Akabar now stood beside the swordswoman, his jaw slack, amazed at the resemblance Alias bore to the sorceress.
Cassana gave a guttural laugh and shattered her illusion of being an older Alias. Such a laugh could never come from Alias. It was a cruel, heartless laugh, and Alias was neither of those things.
Akabar pointed at the tall form beside the throne. “That’s the one who grabbed me.”
Cassana motioned lazily, and the skeletal figure reached up with age-rotted hands and flipped back the hood of its cloak. Beneath lay a skull covered with translucent, jaundiced flesh stretched like a drum head. Its features consisted of a rictus-grin, a deteriorating nose, and ebony eye sockets in which sharp points of light danced.
“Yesss,” the undead creature hissed. “I reached up and snared you tight, stopping your blood and freezing your muscles.” The creature flexed a skeletal hand, each finger bone sharp as a knife. “Yet you live, petty wizard. But only because the Lady Cassana craves unblemished fruit on occasion.” The undead creature laughed, too—a hoarse, wheezing laugh disturbingly familiar to Akabar. Try as he could, however, the Turmishman could not place it.
Alias did, though. She remembered the laugh in concert with Cassana’s, for this thing had also been present when Alias had been “born.” It had laughed at the swordswoman’s nakedness and helplessness—the same laugh that had emanated from the maw of the crystal elemental summoned by the undead thing.

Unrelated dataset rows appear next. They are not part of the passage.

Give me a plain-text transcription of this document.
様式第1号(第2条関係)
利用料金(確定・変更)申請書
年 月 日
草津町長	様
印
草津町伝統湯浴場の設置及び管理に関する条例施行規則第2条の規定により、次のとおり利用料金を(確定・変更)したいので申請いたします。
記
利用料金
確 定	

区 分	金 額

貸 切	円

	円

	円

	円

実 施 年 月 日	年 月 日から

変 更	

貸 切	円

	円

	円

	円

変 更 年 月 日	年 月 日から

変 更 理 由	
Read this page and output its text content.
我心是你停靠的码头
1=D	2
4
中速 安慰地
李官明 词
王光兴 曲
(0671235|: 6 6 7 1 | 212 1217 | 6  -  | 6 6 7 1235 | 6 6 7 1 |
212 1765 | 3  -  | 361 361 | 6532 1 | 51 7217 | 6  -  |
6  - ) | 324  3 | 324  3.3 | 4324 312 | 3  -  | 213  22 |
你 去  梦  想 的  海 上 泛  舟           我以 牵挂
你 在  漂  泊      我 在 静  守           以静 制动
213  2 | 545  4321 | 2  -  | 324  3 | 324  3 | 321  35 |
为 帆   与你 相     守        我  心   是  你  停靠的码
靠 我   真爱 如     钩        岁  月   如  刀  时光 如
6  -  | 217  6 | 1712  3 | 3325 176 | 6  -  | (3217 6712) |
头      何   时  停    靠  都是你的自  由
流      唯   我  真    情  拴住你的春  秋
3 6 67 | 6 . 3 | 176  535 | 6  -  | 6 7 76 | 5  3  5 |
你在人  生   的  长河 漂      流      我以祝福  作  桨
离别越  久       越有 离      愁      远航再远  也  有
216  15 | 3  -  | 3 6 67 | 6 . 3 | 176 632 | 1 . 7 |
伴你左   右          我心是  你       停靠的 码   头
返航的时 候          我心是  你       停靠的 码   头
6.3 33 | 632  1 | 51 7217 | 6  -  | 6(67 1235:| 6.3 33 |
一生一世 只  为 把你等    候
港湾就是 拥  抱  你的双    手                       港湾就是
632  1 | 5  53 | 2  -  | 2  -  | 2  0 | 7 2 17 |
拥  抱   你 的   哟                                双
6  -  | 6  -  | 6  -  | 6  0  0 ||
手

“Zrie Prakis,” Alias whispered.
“Yes. I believe introductions are called for,” Cassana said, her tone as proper as a society matron’s. “I am Cassana. This male child is called Phalse.” The halfling looked up, and his too-wide smile grew even wider. “And this, as you have guessed, is Zrie Prakis, formerly a mage, now a lich. You’ve already heard, so I understand, of the grand passion he and I shared that nearly ended in a fiery blaze. But I never let go of things that are mine.” She grasped the blue wand tightly to emphasize her point.